BHP Biliton reported pre-tax profits of $8.67bn (£5.50bn), 61.7 per cent lower. The Financial Times suggested analysts expected $12.81bn in per-tax profits.
Net profit fell even further, by 86.2 per cent to £1.91bn from £13.8bn the year before, while underlying net profit fell 51.6 per cent to £6.4bn and revenues fell 22 per cent year-on-year to $52.27bn. Ouch.
However, the world’s biggest miner by market capitalisation increased its full year dividend by two per cent for the year to 124 cents per share.
Having plunged 8.7 per cent yesterday, the company's shares were higher this morning, rising 5.4 per cent to 1,023p, suggesting investors were just relieved the figures weren't even worse.
Why it's interesting
In July the company slashed production guidance for all of its core products except iron ore, projecting a 12 per cent fall in output in 2016 compared to 2015.
And it looks to be a tough year ahead: iron ore is the only one of BHP’s four key “pillar” commodities forecast to grow in volumes. The company has been battling low prices in petroleum and copper recently, as combination of slowing demand in China and widespread oversupply puts pressure on the mining industry. In the statement the company lowered its forecast for Chinese steel demand.
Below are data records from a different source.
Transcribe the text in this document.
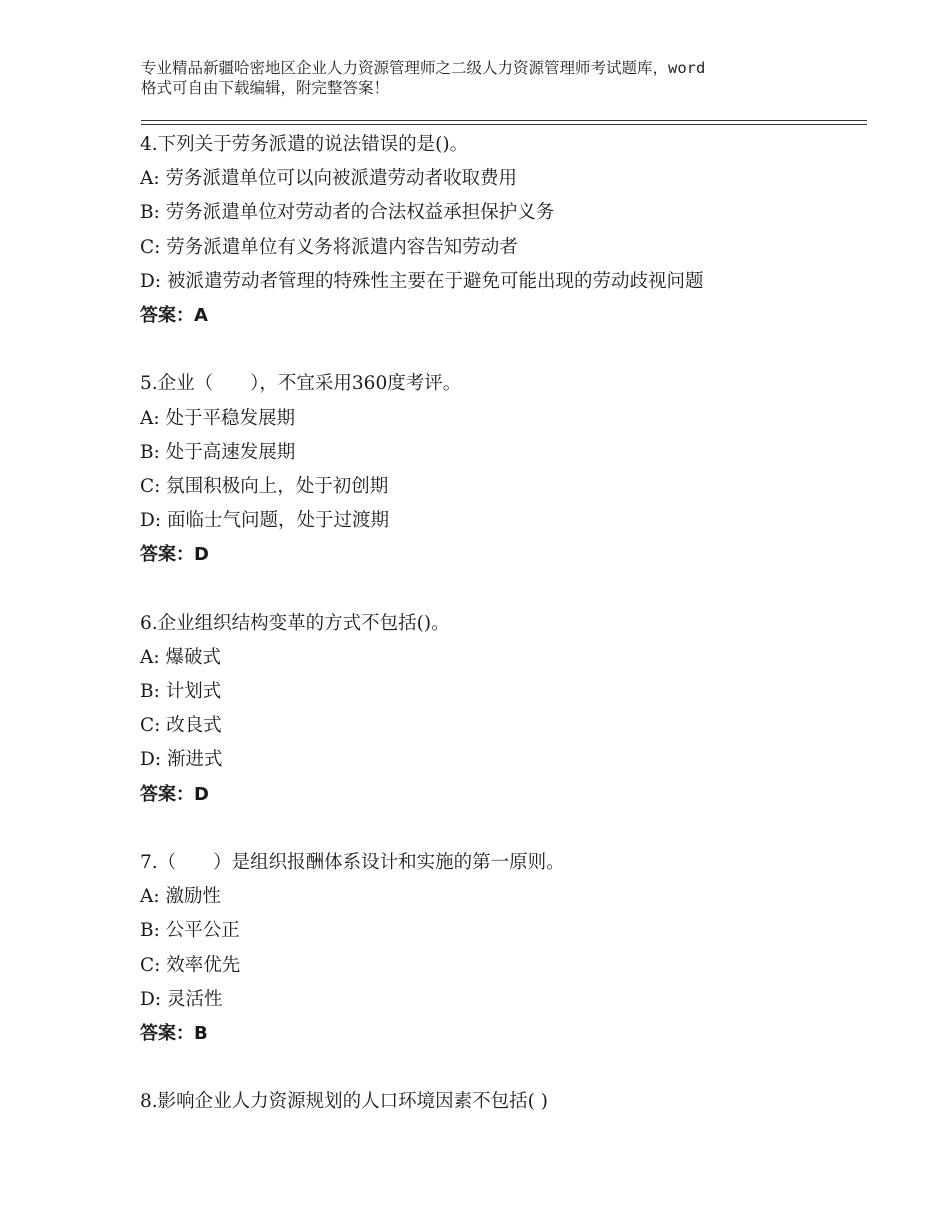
专业精品新疆哈密地区企业人力资源管理师之二级人力资源管理师考试题库，word
格式可自由下载编辑，附完整答案！
4.下列关于劳务派遣的说法错误的是()。
A: 劳务派遣单位可以向被派遣劳动者收取费用
B: 劳务派遣单位对劳动者的合法权益承担保护义务
C: 劳务派遣单位有义务将派遣内容告知劳动者
D: 被派遣劳动者管理的特殊性主要在于避免可能出现的劳动歧视问题
答案：A
5.企业（　　），不宜采用360度考评。
A: 处于平稳发展期
B: 处于高速发展期
C: 氛围积极向上，处于初创期
D: 面临士气问题，处于过渡期
答案：D
6.企业组织结构变革的方式不包括()。
A: 爆破式
B: 计划式
C: 改良式
D: 渐进式
答案：D
7.（　　）是组织报酬体系设计和实施的第一原则。
A: 激励性
B: 公平公正
C: 效率优先
D: 灵活性
答案：B
8.影响企业人力资源规划的人口环境因素不包括( )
The company said a decline in the average realised price of iron ore was the "major contributor" to its woes, reducing underlying earnings before interest and tax by $9.5bn. Meanwhile, weak prices for petroleum, copper and coal businesses also hit underlying earnings.
There was a glimmer of hope: "Focus on operational excellence continued to yield significant results in the 2015 financial year. We reduced costs faster than expected in all our major businesses," it said.
And following the de-merger of South32, BHP said it is almost exclusively focused on its large petroleum, copper, iron ore, coal and potash assets, affording a simpler portfolio that will allow for productivity improvements that "underpin value in the company".
What BHP Biliton said
BHP Billiton chief executive Andrew Mackenzie, said:
In the short term we expect ongoing economic reforms in China to contribute to periods of market volatility. And, while we remain confident in the long-term outlook for commodities demand as emerging economies continue to urbanise and industrialise, we have lowered our forecast of peak Chinese steel demand to between 935 million tonnes and 985 million tonnes in the mid 2020's. This backdrop will favour low-cost producers with economies of scale.
Importantly, we do not require the same level of investment to grow as in the past. Improved productivity can further stretch the capacity of our existing operations to increase volumes at very low cost.
Beyond this, we continue to reduce development costs within our project portfolio. However, we remain focused on value and will only approve projects when the time is right.
BHP Biliton profits have collapsed due to a slowdown in China and concerns about oversupply in its four "pillar" commodities: petrol, copper, coal and iron ore.